Now, the New York Times is examining the in-house report of the Tokyo Electric Power Company (TEPCO) who owns/operates the stricken Fukushima nuclear power plant in Japan. Their coverage is very illustrative of how totally inadequate the Japanese government's and TEPCO's own communications response have been (emphasis/bolding is mine):

Over the last year, new details of the disaster have emerged that build a picture of an organization that ignored or concealed that its reactors might be vulnerable to quakes and tsunamis, used its close links with regulators and nuclear experts to hijack nuclear policy and — since the accident — has worked vigilantly to shut out close scrutiny of the ravaged plant’s condition.
The report comes as the government is pushing to restore public confidence in nuclear energy and restart Japan’s reactor fleetCritics were skeptical. “The report is too full of excuses,” said Masako Sawai of the Citizens’ Nuclear Information Center, an anti-nuclear policy group.
“If we don’t get to the bottom of this accident, how can we prevent future ones?” she asked.
If you're trying to learn from your mistakes and change things ... ensuring you have the ability to restore public confidence is key ... even better is ensuring you don't lose it in the first place by lying and not disclosing the information people need to stay safe during a disaster.

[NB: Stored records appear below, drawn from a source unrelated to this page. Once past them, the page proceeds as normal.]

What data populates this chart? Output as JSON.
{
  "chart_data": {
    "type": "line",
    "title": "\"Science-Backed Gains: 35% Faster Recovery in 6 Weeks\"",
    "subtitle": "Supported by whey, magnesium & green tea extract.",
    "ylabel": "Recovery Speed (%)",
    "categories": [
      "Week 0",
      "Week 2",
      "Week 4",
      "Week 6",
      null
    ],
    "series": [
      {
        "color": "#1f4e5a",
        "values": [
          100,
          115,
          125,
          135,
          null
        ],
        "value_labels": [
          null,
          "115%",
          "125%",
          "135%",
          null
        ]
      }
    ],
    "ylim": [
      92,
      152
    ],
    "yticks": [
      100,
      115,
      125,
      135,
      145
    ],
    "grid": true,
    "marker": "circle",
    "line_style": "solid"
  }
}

A couple of excerpts from a NYT article of last August makes clear how this loss of confidence permeates everything after (emphasis/bolding is mine):

Given no guidance from Tokyo, town officials led the residents north, believing that winter winds would be blowing south and carrying away any radioactive emissions. For three nights, while hydrogen explosions at four of the reactors spewed radiation into the air, they stayed in a district called Tsushima where the children played outside and some parents used water from a mountain stream to prepare rice.
The winds, in fact, had been blowing directly toward Tsushima — and town officials would learn two months later that a government computer system designed to predict the spread of radioactive releases had been showing just that.

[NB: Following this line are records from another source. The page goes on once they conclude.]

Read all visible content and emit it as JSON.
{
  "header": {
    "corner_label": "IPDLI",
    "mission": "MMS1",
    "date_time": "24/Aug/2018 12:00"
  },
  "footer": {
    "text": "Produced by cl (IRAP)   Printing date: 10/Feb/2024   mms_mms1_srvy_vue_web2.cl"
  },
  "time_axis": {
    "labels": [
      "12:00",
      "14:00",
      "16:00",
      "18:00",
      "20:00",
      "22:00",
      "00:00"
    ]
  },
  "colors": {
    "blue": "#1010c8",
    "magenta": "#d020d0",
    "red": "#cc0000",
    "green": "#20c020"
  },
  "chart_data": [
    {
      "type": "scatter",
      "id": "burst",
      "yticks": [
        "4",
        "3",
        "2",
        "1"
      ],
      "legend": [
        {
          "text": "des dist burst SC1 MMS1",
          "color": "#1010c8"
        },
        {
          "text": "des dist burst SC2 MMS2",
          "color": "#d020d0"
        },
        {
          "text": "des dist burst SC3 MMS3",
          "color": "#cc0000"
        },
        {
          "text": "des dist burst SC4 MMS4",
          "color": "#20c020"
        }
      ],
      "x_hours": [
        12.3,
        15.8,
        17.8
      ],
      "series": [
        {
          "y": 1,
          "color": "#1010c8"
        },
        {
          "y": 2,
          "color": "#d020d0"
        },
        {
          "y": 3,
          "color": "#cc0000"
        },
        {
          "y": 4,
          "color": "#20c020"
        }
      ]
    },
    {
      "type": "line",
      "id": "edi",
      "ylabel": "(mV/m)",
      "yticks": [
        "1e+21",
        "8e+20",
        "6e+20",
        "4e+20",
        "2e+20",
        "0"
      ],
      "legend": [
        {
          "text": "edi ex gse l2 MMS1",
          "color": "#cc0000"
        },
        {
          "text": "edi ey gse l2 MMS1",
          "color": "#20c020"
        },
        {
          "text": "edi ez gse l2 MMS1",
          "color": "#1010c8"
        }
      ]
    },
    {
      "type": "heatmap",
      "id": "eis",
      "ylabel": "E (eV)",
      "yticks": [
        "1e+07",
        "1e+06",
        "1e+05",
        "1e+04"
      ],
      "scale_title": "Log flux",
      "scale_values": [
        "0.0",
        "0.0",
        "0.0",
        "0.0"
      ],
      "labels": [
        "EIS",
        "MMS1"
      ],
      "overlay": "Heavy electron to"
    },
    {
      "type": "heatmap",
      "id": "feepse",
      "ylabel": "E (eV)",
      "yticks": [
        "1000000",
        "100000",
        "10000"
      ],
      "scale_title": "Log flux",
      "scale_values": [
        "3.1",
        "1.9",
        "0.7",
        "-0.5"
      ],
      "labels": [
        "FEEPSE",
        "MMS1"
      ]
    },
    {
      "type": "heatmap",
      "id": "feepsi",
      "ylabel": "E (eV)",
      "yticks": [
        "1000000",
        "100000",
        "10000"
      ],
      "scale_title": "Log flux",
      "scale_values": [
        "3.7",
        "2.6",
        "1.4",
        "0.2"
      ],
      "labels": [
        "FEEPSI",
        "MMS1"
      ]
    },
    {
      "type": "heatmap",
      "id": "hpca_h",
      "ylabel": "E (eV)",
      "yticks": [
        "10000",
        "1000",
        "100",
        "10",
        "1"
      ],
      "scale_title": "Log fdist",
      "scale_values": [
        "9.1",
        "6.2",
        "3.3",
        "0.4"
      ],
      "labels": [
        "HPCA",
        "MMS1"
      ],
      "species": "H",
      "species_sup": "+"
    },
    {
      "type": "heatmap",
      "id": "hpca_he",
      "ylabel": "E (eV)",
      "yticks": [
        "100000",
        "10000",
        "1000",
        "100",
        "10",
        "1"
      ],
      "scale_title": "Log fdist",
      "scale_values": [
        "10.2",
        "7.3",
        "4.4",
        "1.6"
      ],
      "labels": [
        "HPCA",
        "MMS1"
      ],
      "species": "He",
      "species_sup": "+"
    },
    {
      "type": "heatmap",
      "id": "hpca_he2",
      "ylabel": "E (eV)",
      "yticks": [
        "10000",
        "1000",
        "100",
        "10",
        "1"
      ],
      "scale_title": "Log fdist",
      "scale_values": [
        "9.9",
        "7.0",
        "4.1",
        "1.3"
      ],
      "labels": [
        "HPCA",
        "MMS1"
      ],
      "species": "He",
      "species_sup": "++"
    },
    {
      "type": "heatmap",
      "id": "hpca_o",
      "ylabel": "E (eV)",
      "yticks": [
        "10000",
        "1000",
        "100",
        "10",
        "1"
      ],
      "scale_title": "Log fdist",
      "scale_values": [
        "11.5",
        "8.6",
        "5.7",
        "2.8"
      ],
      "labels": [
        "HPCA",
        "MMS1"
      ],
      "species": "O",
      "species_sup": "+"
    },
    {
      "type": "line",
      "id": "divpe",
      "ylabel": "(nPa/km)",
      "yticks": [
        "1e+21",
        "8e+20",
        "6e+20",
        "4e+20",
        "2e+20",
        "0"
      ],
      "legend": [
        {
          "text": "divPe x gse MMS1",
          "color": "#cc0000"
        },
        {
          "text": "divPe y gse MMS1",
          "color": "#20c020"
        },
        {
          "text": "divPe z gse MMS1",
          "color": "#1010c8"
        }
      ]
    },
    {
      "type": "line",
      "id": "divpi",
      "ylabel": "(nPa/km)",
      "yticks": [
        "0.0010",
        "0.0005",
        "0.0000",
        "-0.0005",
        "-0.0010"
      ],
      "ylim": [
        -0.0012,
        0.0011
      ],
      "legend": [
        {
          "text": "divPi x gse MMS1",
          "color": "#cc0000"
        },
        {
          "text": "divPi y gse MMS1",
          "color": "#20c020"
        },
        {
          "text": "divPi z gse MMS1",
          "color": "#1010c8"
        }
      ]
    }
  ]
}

So we see above that government officials did not share information with local officials putting evacuees in danger. That danger proved considerable (emphasis/bolding is mine):

But the forecasts were left unpublicized by bureaucrats in Tokyo, operating in a culture that sought to avoid responsibility and, above all, criticism. Japan’s political leaders at first did not know about the system and later played down the data, apparently fearful of having to significantly enlarge the evacuation zone — and acknowledge the accident’s severity.

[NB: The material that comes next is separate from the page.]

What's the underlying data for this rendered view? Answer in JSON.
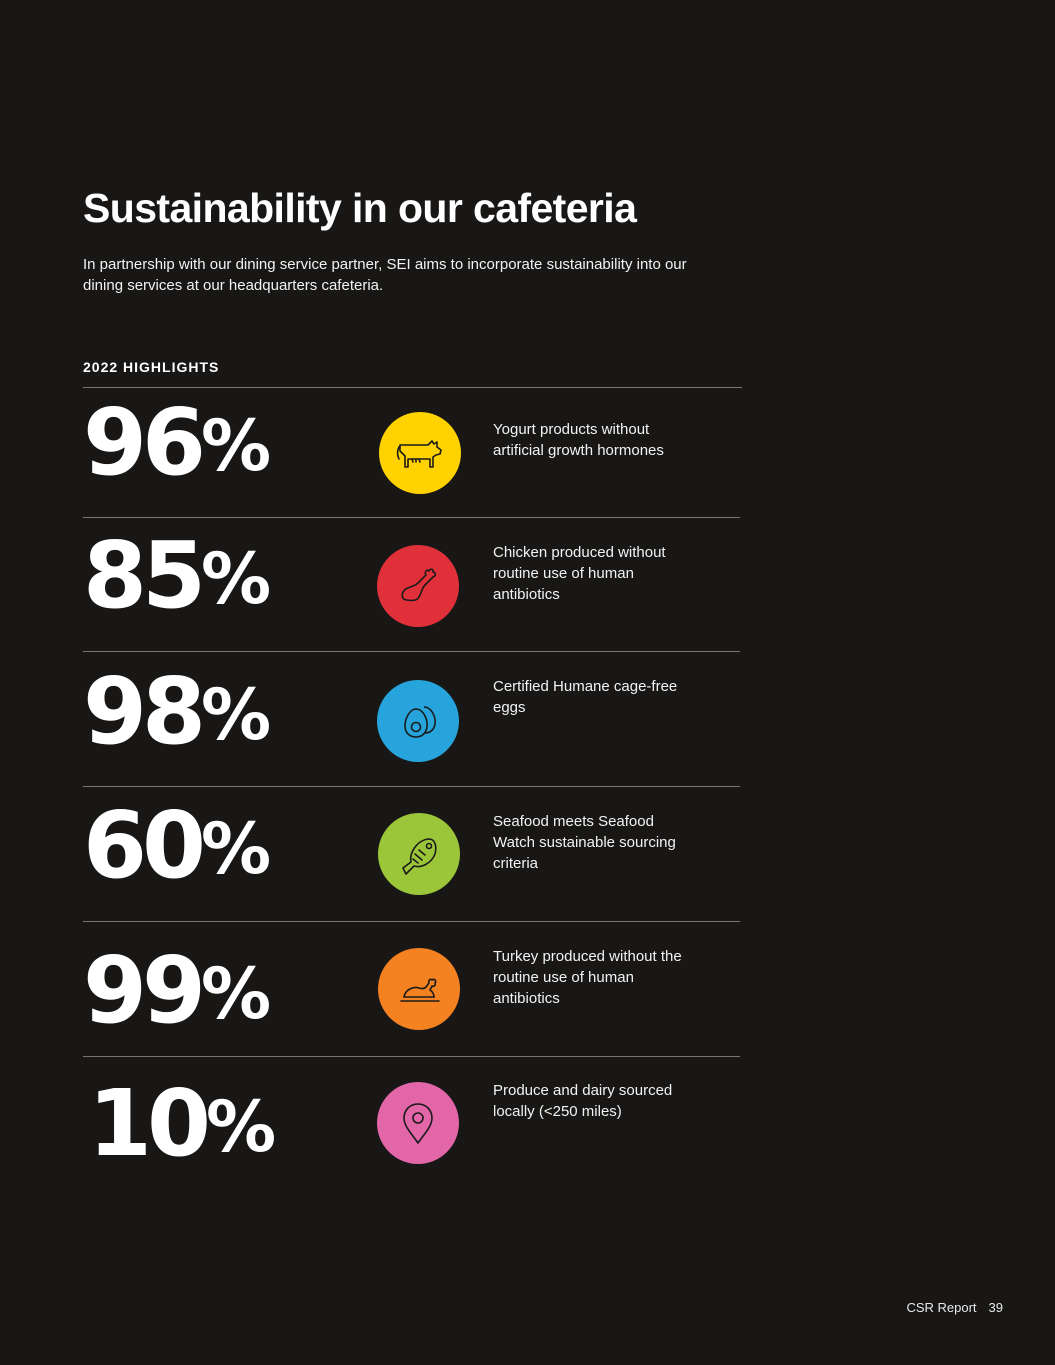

“From the 12th to the 15th we were in a location with one of the highest levels of radiation,” said Tamotsu Baba, the mayor of Namie, which is about five miles from the nuclear plant. He and thousands from Namie now live in temporary housing in another town, Nihonmatsu. “We are extremely worried about internal exposure to radiation.
The withholding of information, he said, was akin to “murder.”
In the end it's very simple ... when governments, agencies or other organizations, betray the trust of their constituents, stakeholders, and/or clients ...it's gone forever ....No more so when you're dealing with a topic as sensitive and fraught with misinformation and rumours as is nuclear power.

Parents whose children have been exposed through deceit and incompetence to high level of radiation ... and are now experiencing high levels of stress ... will never forgive or forget ... who can blame them?